Krankenkassen sollen künftig Tariflöhne in der ambulanten Versorgung als wirtschaftlich angemessen akzeptieren

„Ein flächendeckender Tarifvertrag für die ambulante Pflege ist absolut begrüßenswert und längst überfällig“, kommentiert Dr. Markus Mai, Präsident der Landespflegekammer Rheinland-Pfalz, die jüngsten Aussagen von Bundesgesundheitsminister Jens Spahn. „Es kann nicht sein, dass die Kollegen, die jeden Tag eine pflegerische Versorgung im heimischen Umfeld bei den Patienten ermöglichen, finanziell schlechter gestellt sind!“

Jens Spahn hatte in einem Interview mit den Zeitungen der Funke Mediengruppe noch einmal klargestellt, dass er mit dem Pflegepersonal-Stärkungsgesetz den Krankenkassen vorgeben will, Tariflöhne als wirtschaftlich angemessen zu akzeptieren. Der Bundesminister sagte: „Lohndumping in der ambulanten häuslichen Krankenpflege hat endlich ein Ende.

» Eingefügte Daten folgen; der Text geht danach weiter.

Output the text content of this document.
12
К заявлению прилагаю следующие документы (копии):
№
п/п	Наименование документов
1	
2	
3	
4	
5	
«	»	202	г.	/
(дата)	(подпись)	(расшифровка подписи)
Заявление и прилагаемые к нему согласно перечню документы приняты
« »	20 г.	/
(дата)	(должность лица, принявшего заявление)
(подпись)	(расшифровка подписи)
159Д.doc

Das ist eine gute Nachricht für Pflegekräfte und Patienten.“

„Ich gehe voll mit den Aussagen von Jens Spahn mit, wenn er sagt, dass Tarifbezahlung ein Weg von vielen sein kann, den Pflegeberuf wieder attraktiver zu machen. Gleichwohl ist die Anpassung der Vergütung überfällig und nur einer von vielen Bausteinen zur Entlastung der Kollegen. Und vor allem ist es Entlastung die wir brauchen, damit die Versorgungssicherheit gegeben ist und nicht das ganze System kollabiert. Die vollständige Refinanzierung neuer Stellen durch die Krankenkassen, wie sie bei der Versorgung im Krankenhaus geplant ist, wäre auch im ambulanten häuslichen Bereich dringend erforderlich“. Es könne nicht sein, dass „der größte Teil der Bevölkerung im Fall der Fälle lieber zuhause pflegerisch versorgt werden möchte, aber dieser Bereich der Pflege von der Politik immer abgehängt werde. Der Wunsch der Gesellschaft muss endlich Gehör finden und dann auch mit einer entsprechenden Mittelausstattung und Anpassung der Rahmenbedingungen reagiert werden“, so Mai abschließend.